The GROUP BY statement to summarize data is almost as old as SQL itself.
Microsoft introduced additional constructs of ROLLUP and CUBE to add power to
the GROUP BY clause in SQL Server 6.5 itself. What I have found during my
experiences while training SQL Server professionals is that awareness about
ROLLUP and CUBE is low and consequently professionals spend a lot of time
building queries that could have been easily accomplished by using these
constructs. I would attempt to explain the two constructs in this article. I
would also attempt to explain a new construct introduced in SQL Server 2008, the
GROUPING SETS operator. For the purpose of examples I have downloaded the
AdventureWorks sample database from the link provided in the box.
Direct Hit! |
Applies To: Database developers USP: Summarize data to a level of detail desired by your business Primary Link: http://bit.ly/75KkPgSearch Engine Keywords: group by, roll up, cube, grouping sets |
A Simple GROUP BY Clause
Let us say you want to analyze the sales AdventureWorks is doing customer
wise and product wise. You could write a query like this.
SELECT CustomerID, ProductID,
SUM(LineTotal) AS LineTotal
FROM Sales.SalesOrderHeader INNER JOIN Sales.SalesOrderDetail
ON Sales.SalesOrderHeader.SalesOrderID = Sales.SalesOrderDetail.SalesOrderID
GROUP BY CustomerID, ProductID
ORDER BY CustomerID, ProductID
In the sample output of the Group By Clause query, you see
the sum on a per-customer and per-product basis but you do not see what the sum
of the line total is for one customer across all products. For that you need to
use the ROLLUP operator.
Sample output of the Group By Clause query. Here, you see the sum on a per-customer basis on the left and per-product basis on the right. |
The ROLLUP operator
The query for the ROLLUP operator can be written as follows:
SELECT CustomerID, ProductID,
SUM(LineTotal) AS LineTotal
FROM Sales.SalesOrderHeader INNER JOIN Sales.SalesOrderDetail
ON Sales.SalesOrderHeader.SalesOrderID = Sales.SalesOrderDetail.SalesOrderID
GROUP BY CustomerID, ProductID WITH ROLLUP
ORDER BY CustomerID, ProductID
The output of the query using the CUBE operator. If you compare the statistics on the right hand side of the yellow status bar at the bottom of each screenshot, you will find that the number of rows and the time taken to run the query has been increasing to keep pace with the complexity of the query. |
In the screenshot on the left, you can see the output. The
first row in the screenshot shows you the sum across all products and customers.
The second row is for one particular customer across all products. You will see
for the other customers when you scroll down.What do you do if in the same
output you want the sum for one product across all customers? You use the CUBE
operator.
The output using the Grouping Sets operator. Observe the missing rows here compared to the CUBE operator. |
The CUBE Operator
A sample query written for the CUBE operator.

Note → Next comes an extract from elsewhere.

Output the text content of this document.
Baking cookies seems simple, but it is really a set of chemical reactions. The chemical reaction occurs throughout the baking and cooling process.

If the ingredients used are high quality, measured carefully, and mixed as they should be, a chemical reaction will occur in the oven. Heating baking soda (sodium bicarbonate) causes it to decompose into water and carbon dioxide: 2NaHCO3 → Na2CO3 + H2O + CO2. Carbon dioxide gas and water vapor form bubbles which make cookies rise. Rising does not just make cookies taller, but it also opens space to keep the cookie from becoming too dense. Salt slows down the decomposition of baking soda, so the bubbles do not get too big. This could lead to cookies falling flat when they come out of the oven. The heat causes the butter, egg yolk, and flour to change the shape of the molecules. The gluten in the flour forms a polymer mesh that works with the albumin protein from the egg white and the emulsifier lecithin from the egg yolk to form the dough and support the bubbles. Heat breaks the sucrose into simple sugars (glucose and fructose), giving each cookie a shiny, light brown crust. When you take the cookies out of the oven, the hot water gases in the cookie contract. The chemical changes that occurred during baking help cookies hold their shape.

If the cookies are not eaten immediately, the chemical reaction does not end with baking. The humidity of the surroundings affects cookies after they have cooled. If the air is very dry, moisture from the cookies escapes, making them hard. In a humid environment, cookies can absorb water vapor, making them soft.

SELECT CustomerID, ProductID,
SUM(LineTotal) AS LineTotal
FROM Sales.SalesOrderHeader INNER JOIN Sales.SalesOrderDetail
ON Sales.SalesOrderHeader.SalesOrderID = Sales.SalesOrderDetail.SalesOrderID
GROUP BY CustomerID, ProductID WITH CUBE
ORDER BY CustomerID, ProductID
The screenshot on top right shows the output of the query
using the CUBE operator. If you compare the statistics on the right hand side of
the yellow status bar at the bottom of each screenshot, note that the number of
rows and the time taken to run the query has been increasing to keep pace with
the complexity of the query.
I have been summarizing data all along on two dimensions —
customer and product. If you take more than two dimensions, for example,
customer, product and the sales person, the number of rows in the result of CUBE
will start growing exponentially because the possible number of combinations
will start growing exponentially.
The GROUPING SETS Operator
Examine the output of the CUBE operator. What if you want the sum only
customer-wise and only product-wise and you are not interested in the breakup
customer-product-wise? You use the GROUPING SETS operator.
Here is the query:
SELECT CustomerID, ProductID,
SUM(LineTotal) AS LineTotal
FROM Sales.SalesOrderHeader INNER JOIN Sales.SalesOrderDetail
ON Sales.SalesOrderHeader.SalesOrderID = Sales.SalesOrderDetail.SalesOrderID
GROUP BY GROUPING SETS(CustomerID, ProductID)
ORDER BY CustomerID, ProductID
Summary
Presenting summary information to the level of detail desired is one of the
important challenges when the consumer of data is the business decision maker.
Not all of us today have the luxury of using decision support systems. In this
article, I have tried to introduce an easy to build query, summarizing features
into your day-to-day data driven applications.